The projection of $$\vec{b}$$ onto $$\vec{a}$$ is:

$$\vec{c} = \frac{\vec{b} \cdot \vec{a}}{|\vec{a}|^2} \vec{a}$$

$$\vec{b} \cdot \vec{a} = \lambda(1) + 0(2) + 4(2) = \lambda + 8$$

$$|\vec{a}|^2 = 1 + 4 + 4 = 9$$

$$\vec{c} = \frac{\lambda + 8}{9} \vec{a} = \frac{\lambda + 8}{9}(\hat{i} + 2\hat{j} + 2\hat{k})$$

$$\vec{a} + \vec{c} = \left(1 + \frac{\lambda+8}{9}\right)\vec{a} = \frac{9 + \lambda + 8}{9}\vec{a} = \frac{\lambda + 17}{9}\vec{a}$$

$$|\vec{a} + \vec{c}| = \frac{|\lambda + 17|}{9} |\vec{a}| = \frac{\lambda + 17}{9} \times 3 = \frac{\lambda + 17}{3}$$

(Since $$\lambda > 0$$, $$\lambda + 17 > 0$$)

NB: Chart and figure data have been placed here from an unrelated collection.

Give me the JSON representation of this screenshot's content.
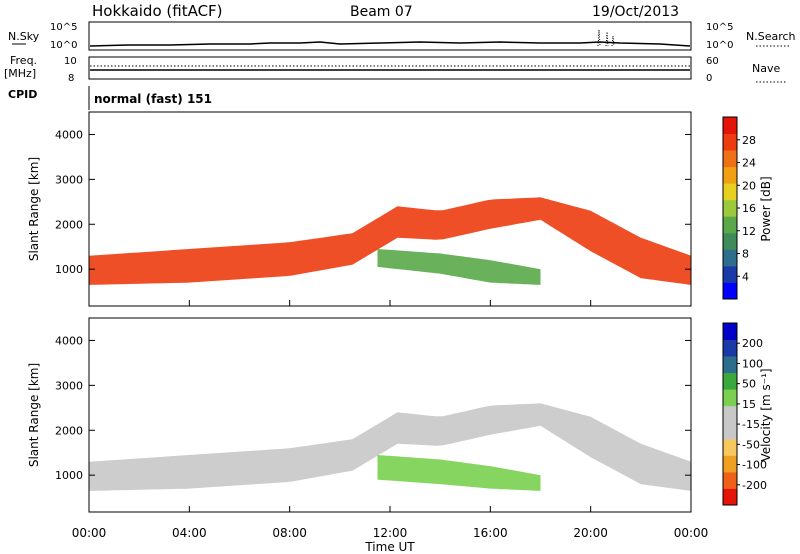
{
  "header": {
    "station": "Hokkaido (fitACF)",
    "beam": "Beam 07",
    "date": "19/Oct/2013"
  },
  "sky_panel": {
    "left_label": "N.Sky",
    "right_label": "N.Search",
    "ticks": [
      "10^5",
      "10^0"
    ]
  },
  "freq_panel": {
    "left_label_1": "Freq.",
    "left_label_2": "[MHz]",
    "right_label": "Nave",
    "left_ticks": [
      "10",
      "8"
    ],
    "right_ticks": [
      "60",
      "0"
    ]
  },
  "cpid": {
    "label": "CPID",
    "value": "normal (fast) 151"
  },
  "xaxis": {
    "label": "Time UT",
    "ticks": [
      "00:00",
      "04:00",
      "08:00",
      "12:00",
      "16:00",
      "20:00",
      "00:00"
    ]
  },
  "colors": {
    "power_scale": [
      "#0000ff",
      "#1a3aa8",
      "#2c6e8c",
      "#3e8c5a",
      "#5aa84a",
      "#9cc83c",
      "#e8d020",
      "#f0a010",
      "#f07018",
      "#ec3c10",
      "#e41408"
    ],
    "velocity_scale": [
      "#e41408",
      "#f06018",
      "#f0a020",
      "#f8c860",
      "#c8c8c8",
      "#c8c8c8",
      "#7ad050",
      "#3aa83a",
      "#2c6e8c",
      "#1a3aa8",
      "#0000c8"
    ],
    "ground_scatter": "#c0c0c0"
  },
  "chart_data": [
    {
      "type": "heatmap",
      "title": "Power",
      "xlabel": "Time UT",
      "ylabel": "Slant Range [km]",
      "xlim": [
        0,
        24
      ],
      "ylim": [
        180,
        4500
      ],
      "yticks": [
        "1000",
        "2000",
        "3000",
        "4000"
      ],
      "colorbar_label": "Power [dB]",
      "colorbar_ticks": [
        "28",
        "24",
        "20",
        "16",
        "12",
        "8",
        "4"
      ],
      "colorbar_range": [
        0,
        30
      ],
      "bands": [
        {
          "x": [
            0,
            4,
            8,
            10.5,
            12.3,
            14,
            16,
            18
          ],
          "lo": [
            650,
            700,
            850,
            1100,
            1700,
            1650,
            1900,
            2100
          ],
          "hi": [
            1300,
            1450,
            1600,
            1800,
            2400,
            2300,
            2550,
            2600
          ],
          "value": 27
        },
        {
          "x": [
            18,
            20,
            22,
            24
          ],
          "lo": [
            2100,
            1400,
            800,
            650
          ],
          "hi": [
            2600,
            2300,
            1700,
            1300
          ],
          "value": 26
        },
        {
          "x": [
            11.5,
            14,
            16,
            18
          ],
          "lo": [
            1050,
            900,
            700,
            650
          ],
          "hi": [
            1450,
            1350,
            1200,
            1000
          ],
          "value": 13
        }
      ]
    },
    {
      "type": "heatmap",
      "title": "Velocity",
      "xlabel": "Time UT",
      "ylabel": "Slant Range [km]",
      "xlim": [
        0,
        24
      ],
      "ylim": [
        180,
        4500
      ],
      "yticks": [
        "1000",
        "2000",
        "3000",
        "4000"
      ],
      "colorbar_label": "Velocity [m s⁻¹]",
      "colorbar_ticks": [
        "200",
        "100",
        "50",
        "15",
        "-15",
        "-50",
        "-100",
        "-200"
      ],
      "colorbar_range": [
        -250,
        250
      ],
      "bands": [
        {
          "x": [
            0,
            4,
            8,
            10.5,
            12.3,
            14,
            16,
            18
          ],
          "lo": [
            650,
            700,
            850,
            1100,
            1700,
            1650,
            1900,
            2100
          ],
          "hi": [
            1300,
            1450,
            1600,
            1800,
            2400,
            2300,
            2550,
            2600
          ],
          "value": 0
        },
        {
          "x": [
            18,
            20,
            22,
            24
          ],
          "lo": [
            2100,
            1400,
            800,
            650
          ],
          "hi": [
            2600,
            2300,
            1700,
            1300
          ],
          "value": 0
        },
        {
          "x": [
            11.5,
            14,
            16,
            18
          ],
          "lo": [
            900,
            800,
            700,
            650
          ],
          "hi": [
            1450,
            1350,
            1200,
            1000
          ],
          "value": 35
        }
      ]
    }
  ]
}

$$\frac{\lambda + 17}{3} = 7 \implies \lambda = 4$$

$$\vec{b} = 4\hat{i} + 4\hat{k}$$

$$\vec{c} = \frac{4+8}{9}(\hat{i} + 2\hat{j} + 2\hat{k}) = \frac{12}{9}(\hat{i} + 2\hat{j} + 2\hat{k}) = \frac{4}{3}(\hat{i} + 2\hat{j} + 2\hat{k})$$

$$\vec{c} = \frac{4}{3}\hat{i} + \frac{8}{3}\hat{j} + \frac{8}{3}\hat{k}$$

Area = $$|\vec{b} \times \vec{c}|$$

$$\vec{b} \times \vec{c} = \begin{vmatrix} \hat{i} & \hat{j} & \hat{k} \\ 4 & 0 & 4 \\ 4/3 & 8/3 & 8/3 \end{vmatrix}$$

$$= \hat{i}(0 \cdot \frac{8}{3} - 4 \cdot \frac{8}{3}) - \hat{j}(4 \cdot \frac{8}{3} - 4 \cdot \frac{4}{3}) + \hat{k}(4 \cdot \frac{8}{3} - 0)$$

$$= \hat{i}(-\frac{32}{3}) - \hat{j}(\frac{16}{3}) + \hat{k}(\frac{32}{3})$$

$$|\vec{b} \times \vec{c}| = \frac{1}{3}\sqrt{32^2 + 16^2 + 32^2} = \frac{1}{3}\sqrt{1024 + 256 + 1024} = \frac{1}{3}\sqrt{2304} = \frac{48}{3} = 16$$

The area is 16.